With regulators cracking down in China, FinTech leaders are scrambling for capital and trying to plan their futures, Bloomberg reported Wednesday (Nov. 25).
Jack Ma‘s Ant Group, once on the cusp of being the future of finance in the country, had its double initial public offering (IPO) shot down by the government earlier this year, and the government is now clamping down on the efforts of other big companies trying to do the same things.
New rules would require online lending companies like Ant to provide 30 percent of funding for loans, and firms would be banned from operating outside provincial bases without approval from a watchdog, Bloomberg said.
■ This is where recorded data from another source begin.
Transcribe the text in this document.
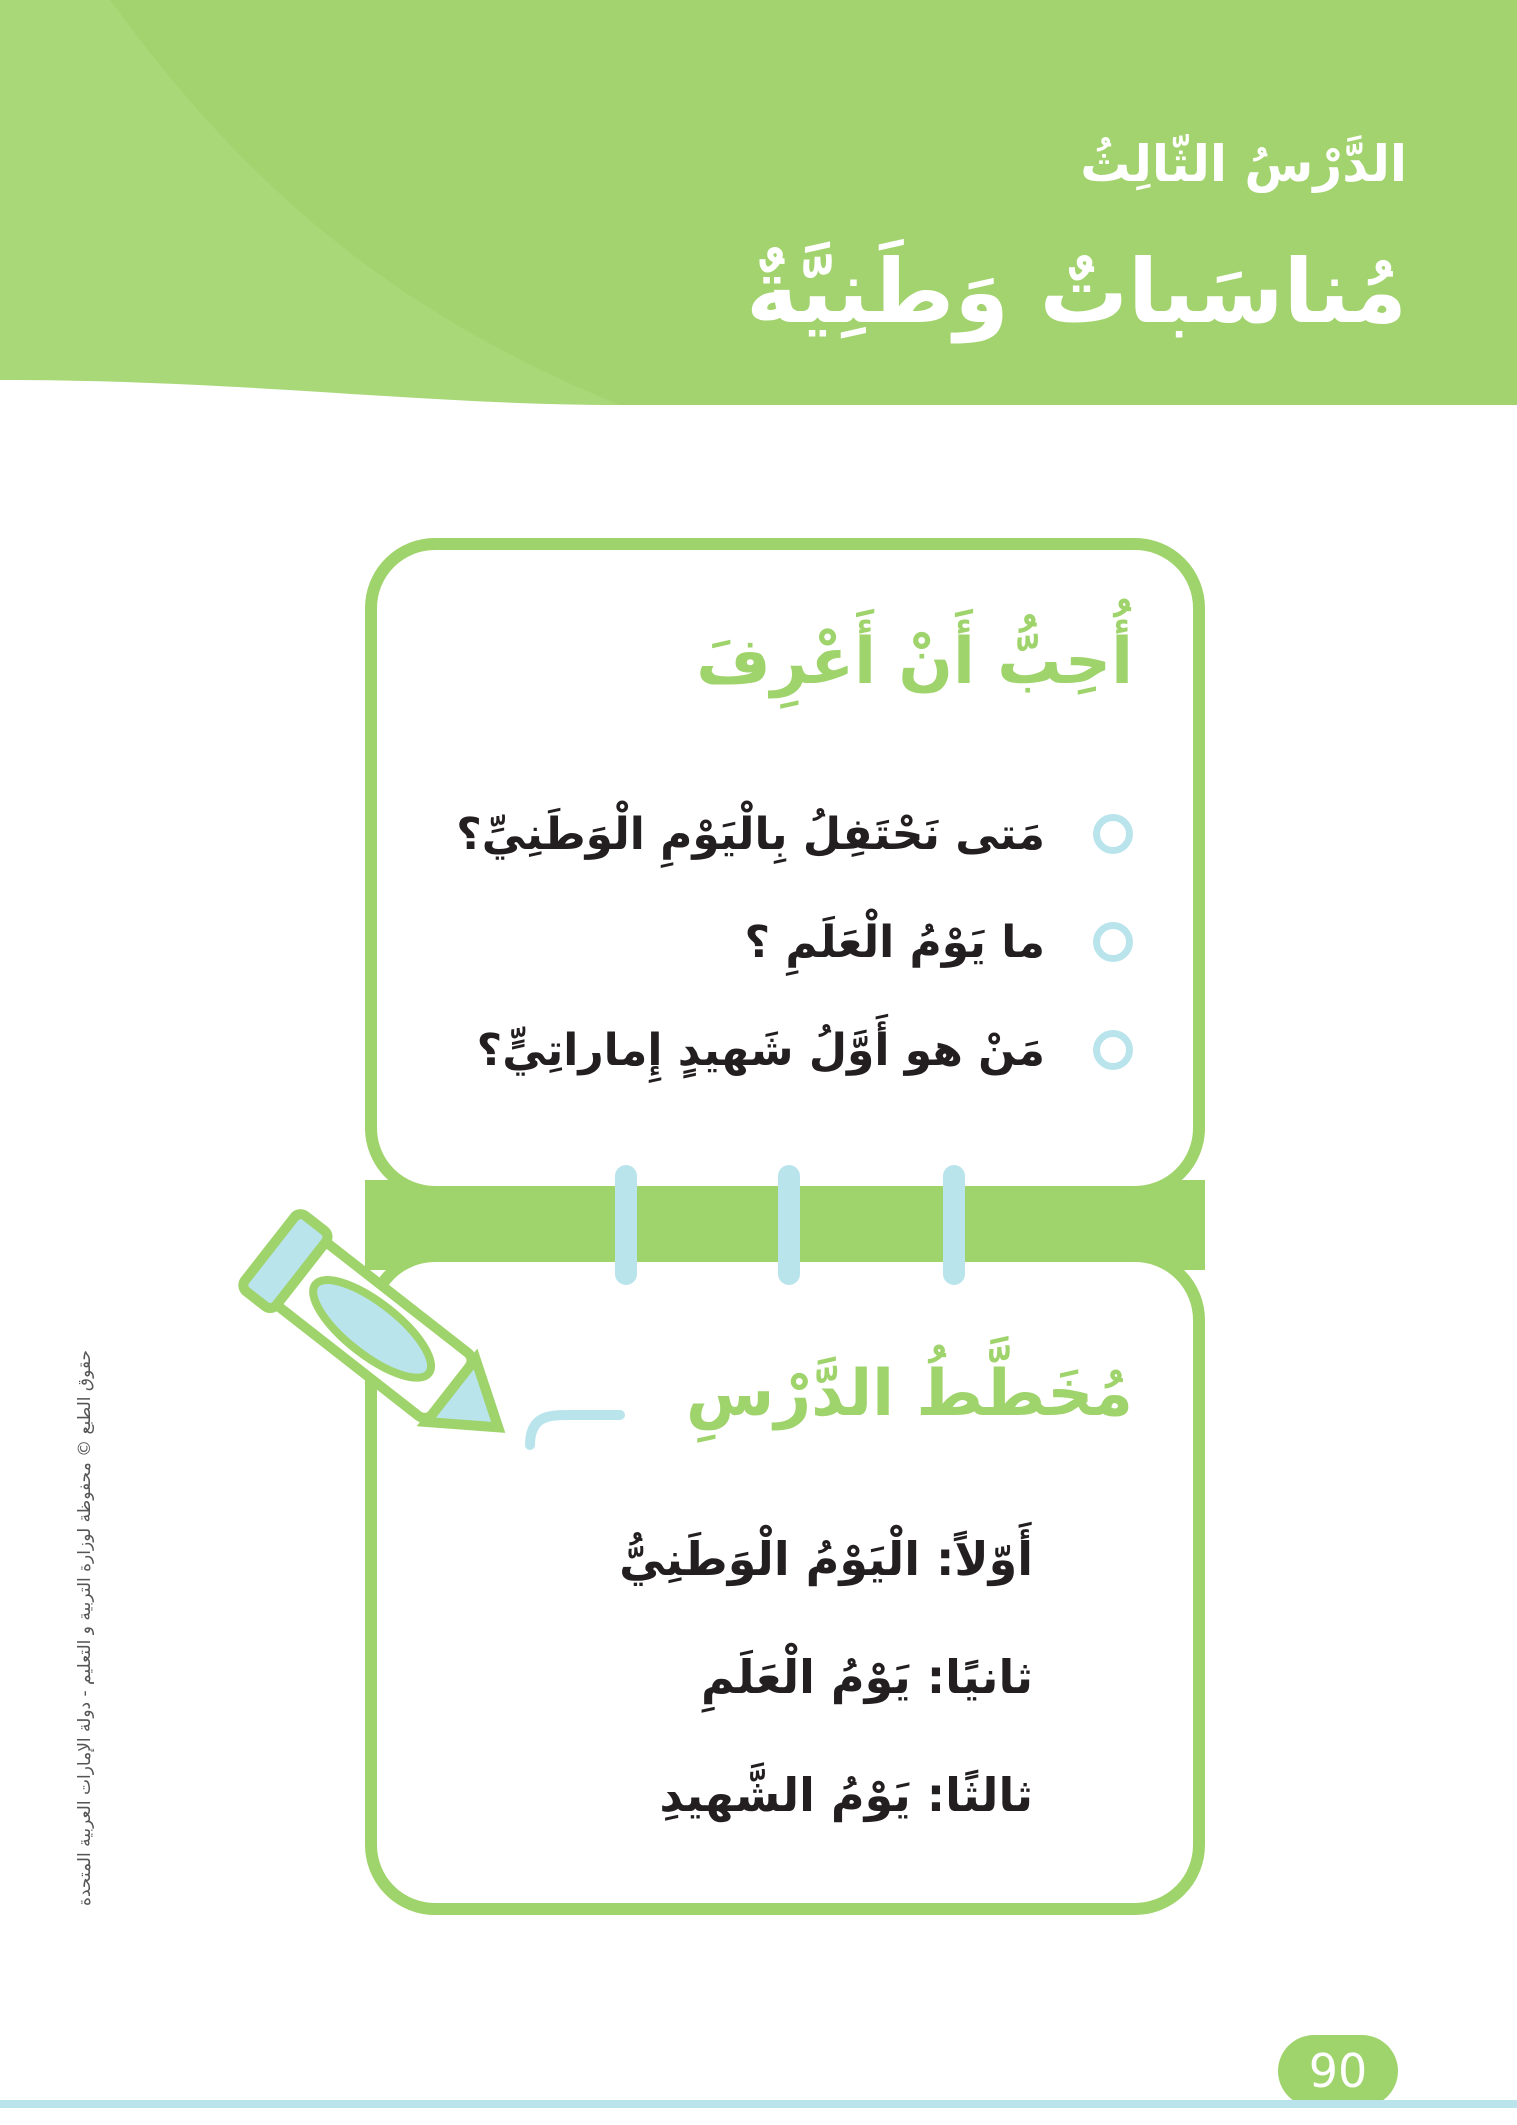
الدَّرْسُ الثّالِثُ
مُناسَباتٌ وَطَنِيَّةٌ
أُحِبُّ أَنْ أَعْرِفَ
مَتى نَحْتَفِلُ بِالْيَوْمِ الْوَطَنِيِّ؟
ما يَوْمُ الْعَلَمِ ؟
مَنْ هو أَوَّلُ شَهيدٍ إِماراتِيٍّ؟
مُخَطَّطُ الدَّرْسِ
أَوّلاً: الْيَوْمُ الْوَطَنِيُّ
ثانيًا: يَوْمُ الْعَلَمِ
ثالثًا: يَوْمُ الشَّهيدِ
حقوق الطبع © محفوظة لوزارة التربية و التعليم - دولة الإمارات العربية المتحدة
90
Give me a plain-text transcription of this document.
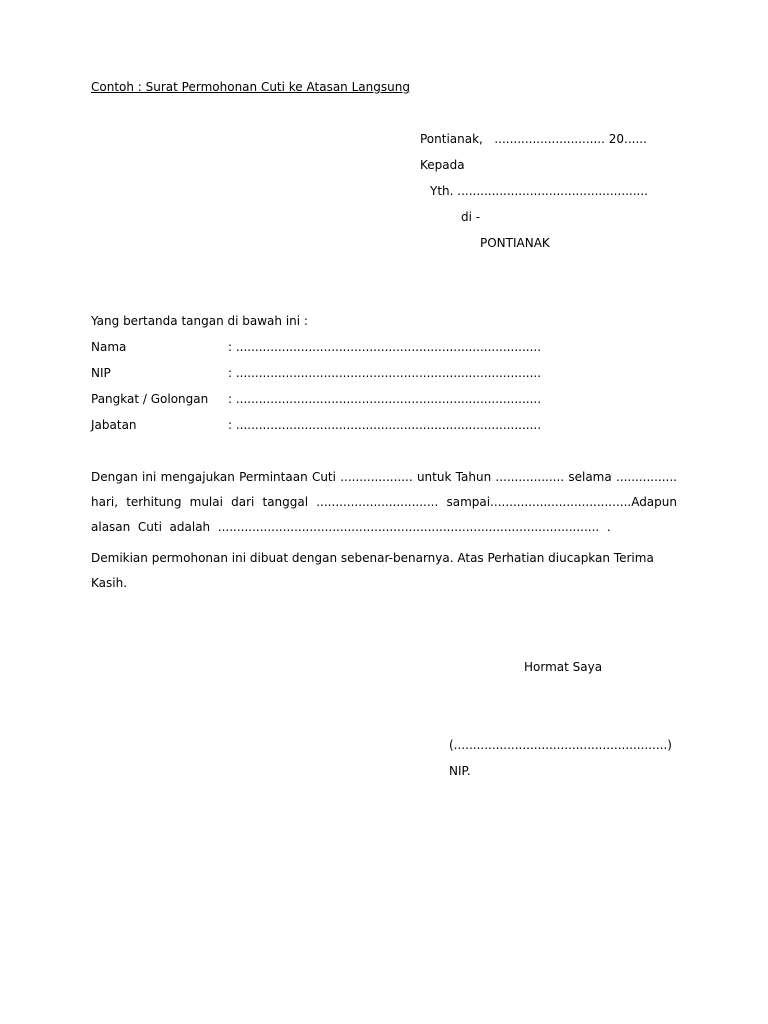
Contoh : Surat Permohonan Cuti ke Atasan Langsung
Pontianak,   ............................. 20......
Kepada
Yth. ..................................................
di -
PONTIANAK
Yang bertanda tangan di bawah ini :
Nama	: ................................................................................
NIP	: ................................................................................
Pangkat / Golongan : ................................................................................
Jabatan	: ................................................................................
Dengan ini mengajukan Permintaan Cuti ................... untuk Tahun .................. selama ................
hari, terhitung mulai dari tanggal ................................ sampai.....................................Adapun
alasan  Cuti  adalah  ....................................................................................................  .
Demikian permohonan ini dibuat dengan sebenar-benarnya. Atas Perhatian diucapkan Terima
Kasih.
Hormat Saya
(........................................................)
NIP.
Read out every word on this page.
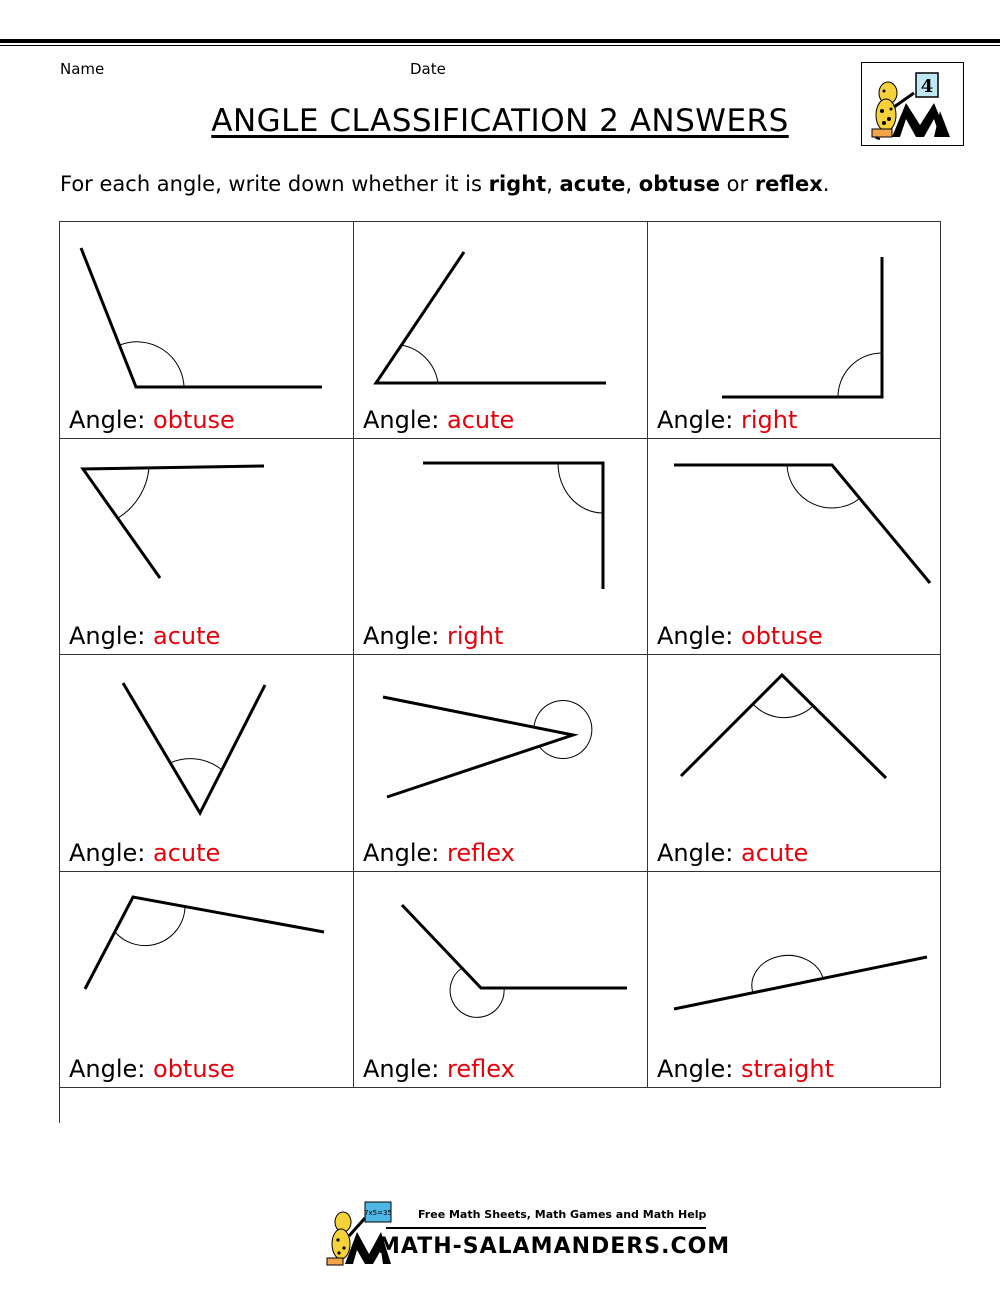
Name	Date
4
ANGLE CLASSIFICATION 2 ANSWERS
For each angle, write down whether it is right, acute, obtuse or reflex.
Angle: obtuse	Angle: acute	Angle: right
Angle: acute	Angle: right	Angle: obtuse
Angle: acute	Angle: reflex	Angle: acute
Angle: obtuse	Angle: reflex	Angle: straight
7x5=35 Free Math Sheets, Math Games and Math Help
MATH-SALAMANDERS.COM
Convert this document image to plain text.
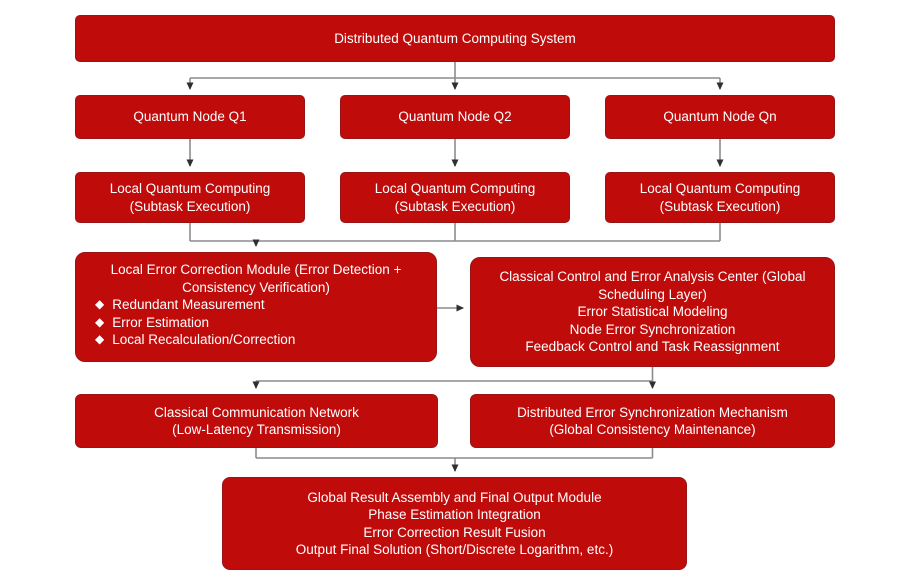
Distributed Quantum Computing System
Quantum Node Q1	Quantum Node Q2	Quantum Node Qn
Local Quantum Computing
(Subtask Execution)
Local Quantum Computing
(Subtask Execution)
Local Quantum Computing
(Subtask Execution)
Local Error Correction Module (Error Detection +
Consistency Verification)
◆ Redundant Measurement
◆ Error Estimation
◆ Local Recalculation/Correction
Classical Control and Error Analysis Center (Global
Scheduling Layer)
Error Statistical Modeling
Node Error Synchronization
Feedback Control and Task Reassignment
Classical Communication Network
(Low-Latency Transmission)
Distributed Error Synchronization Mechanism
(Global Consistency Maintenance)
Global Result Assembly and Final Output Module
Phase Estimation Integration
Error Correction Result Fusion
Output Final Solution (Short/Discrete Logarithm, etc.)
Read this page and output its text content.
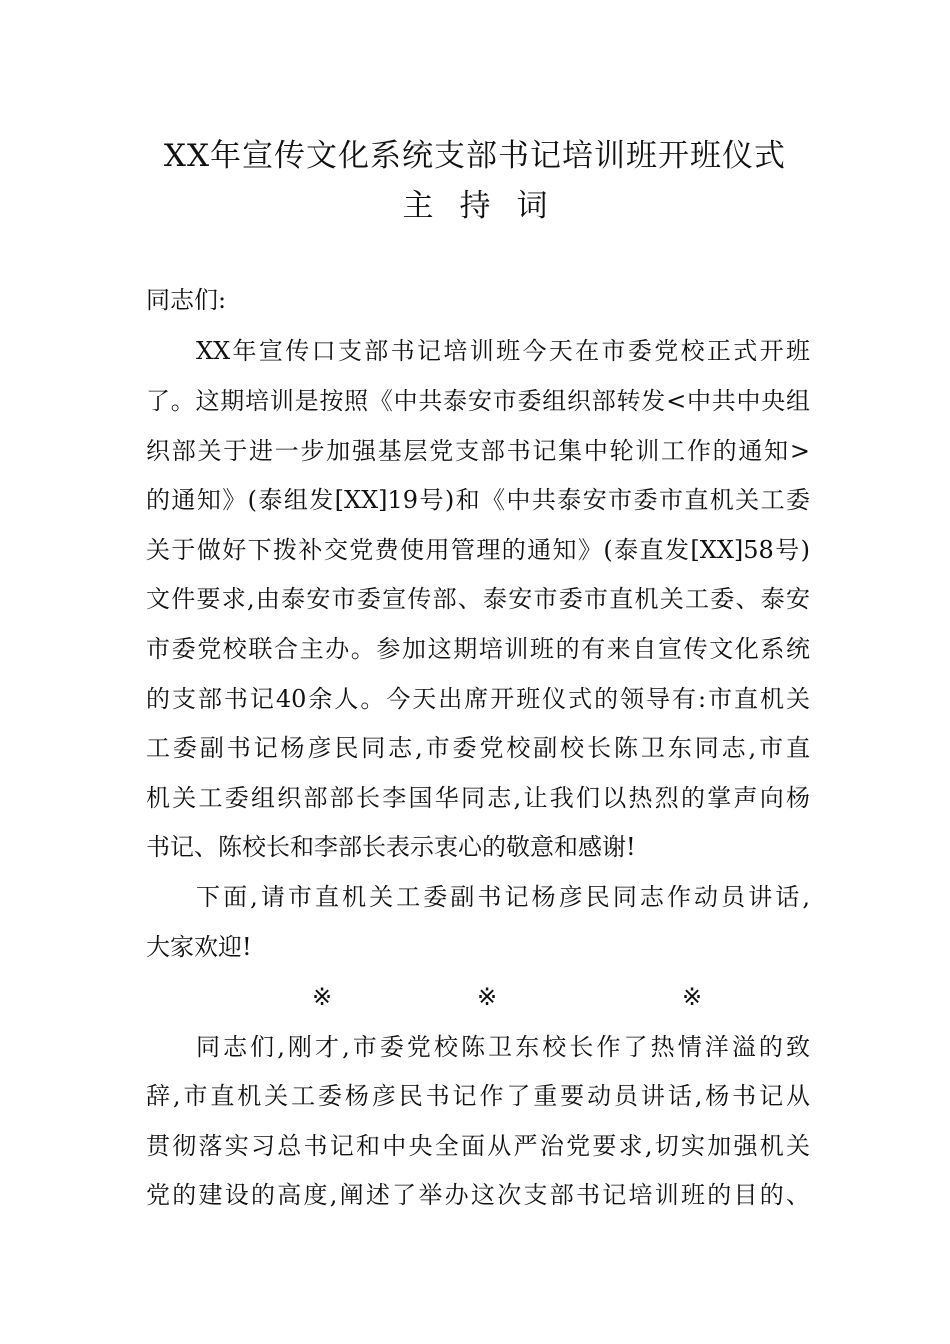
XX年宣传文化系统支部书记培训班开班仪式
主持词
同志们:
XX年宣传口支部书记培训班今天在市委党校正式开班
了。这期培训是按照《中共泰安市委组织部转发<中共中央组
织部关于进一步加强基层党支部书记集中轮训工作的通知>
的通知》(泰组发[XX]19号)和《中共泰安市委市直机关工委
关于做好下拨补交党费使用管理的通知》(泰直发[XX]58号)
文件要求,由泰安市委宣传部、泰安市委市直机关工委、泰安
市委党校联合主办。参加这期培训班的有来自宣传文化系统
的支部书记40余人。今天出席开班仪式的领导有:市直机关
工委副书记杨彦民同志,市委党校副校长陈卫东同志,市直
机关工委组织部部长李国华同志,让我们以热烈的掌声向杨
书记、陈校长和李部长表示衷心的敬意和感谢!
下面,请市直机关工委副书记杨彦民同志作动员讲话,
大家欢迎!
※	※	※
同志们,刚才,市委党校陈卫东校长作了热情洋溢的致
辞,市直机关工委杨彦民书记作了重要动员讲话,杨书记从
贯彻落实习总书记和中央全面从严治党要求,切实加强机关
党的建设的高度,阐述了举办这次支部书记培训班的目的、
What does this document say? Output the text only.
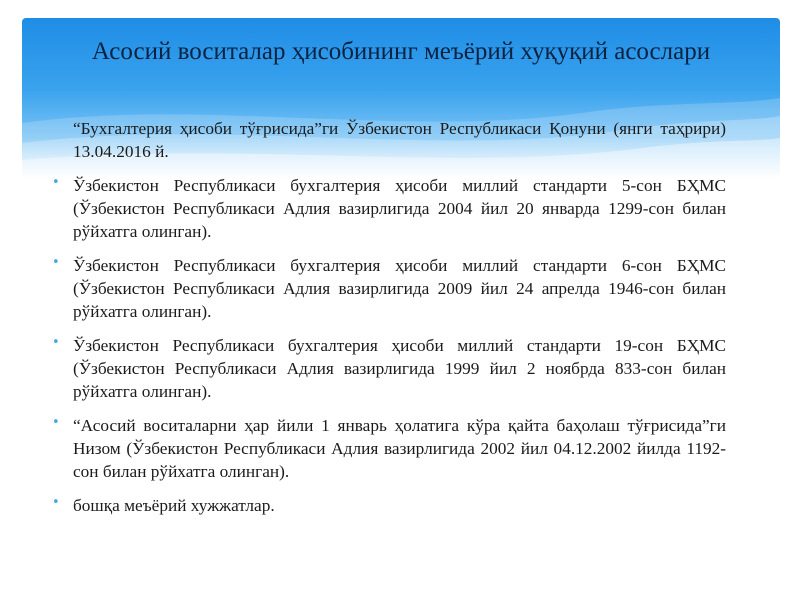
Асосий воситалар ҳисобининг меъёрий хуқуқий асослари
“Бухгалтерия ҳисоби тўғрисида”ги Ўзбекистон Республикаси Қонуни (янги таҳрири) 13.04.2016 й.
• Ўзбекистон Республикаси бухгалтерия ҳисоби миллий стандарти 5-сон БҲМС (Ўзбекистон Республикаси Адлия вазирлигида 2004 йил 20 январда 1299-сон билан рўйхатга олинган).
• Ўзбекистон Республикаси бухгалтерия ҳисоби миллий стандарти 6-сон БҲМС (Ўзбекистон Республикаси Адлия вазирлигида 2009 йил 24 апрелда 1946-сон билан рўйхатга олинган).
• Ўзбекистон Республикаси бухгалтерия ҳисоби миллий стандарти 19-сон БҲМС (Ўзбекистон Республикаси Адлия вазирлигида 1999 йил 2 ноябрда 833-сон билан рўйхатга олинган).
• “Асосий воситаларни ҳар йили 1 январь ҳолатига кўра қайта баҳолаш тўғрисида”ги Низом (Ўзбекистон Республикаси Адлия вазирлигида 2002 йил 04.12.2002 йилда 1192-сон билан рўйхатга олинган).
• бошқа меъёрий хужжатлар.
And those lending in multiple provinces would have to have 5 billion yuan in registered capital at a minimum.
Ant has had to cut back on its pace on packaging existing loans to sell to investors, according to an unnamed source quoted by Bloomberg.
Bloomberg reported that the IPO plans for eCommerce billionaire Richard Liu‘s JD Digits Technology Holding are now in limbo, and Lufax Holding, the country’s largest listed online lender, has had to redo terms with shareholders after its IPO fetched less than a previous round.
President Xi Jinping has been behind calls for more regulation on companies, with commentary from a banking official alleging Xi said he wanted regulators to “dare to” master their supervisory roles, according to Bloomberg.
Earlier this month, China debuted drafts for new rules for eCommerce companies, with the goal of trying to cut down on monopolistic power, PYMNTS reported. According to reports, the drafts by the State Administration for Market Regulation (SAMR) in China set out to prevent companies from using harmful business practices against competitors, including stopping eCommerce firms from restricting brands selling on multiple platforms.
The report said Alibaba has used such practices, among other companies. Last year the SAMR met with numerous companies to request them to stop the practice.
Sean Ding, a Washington DC-based analyst at Plenum, a research firm specializing in Chinese politics and economy, called it a political matter, saying that the government’s point was “sending such a strong message is for future FinTech companies to be more careful, understand that their products can bring about financial risk,” according to Bloomberg.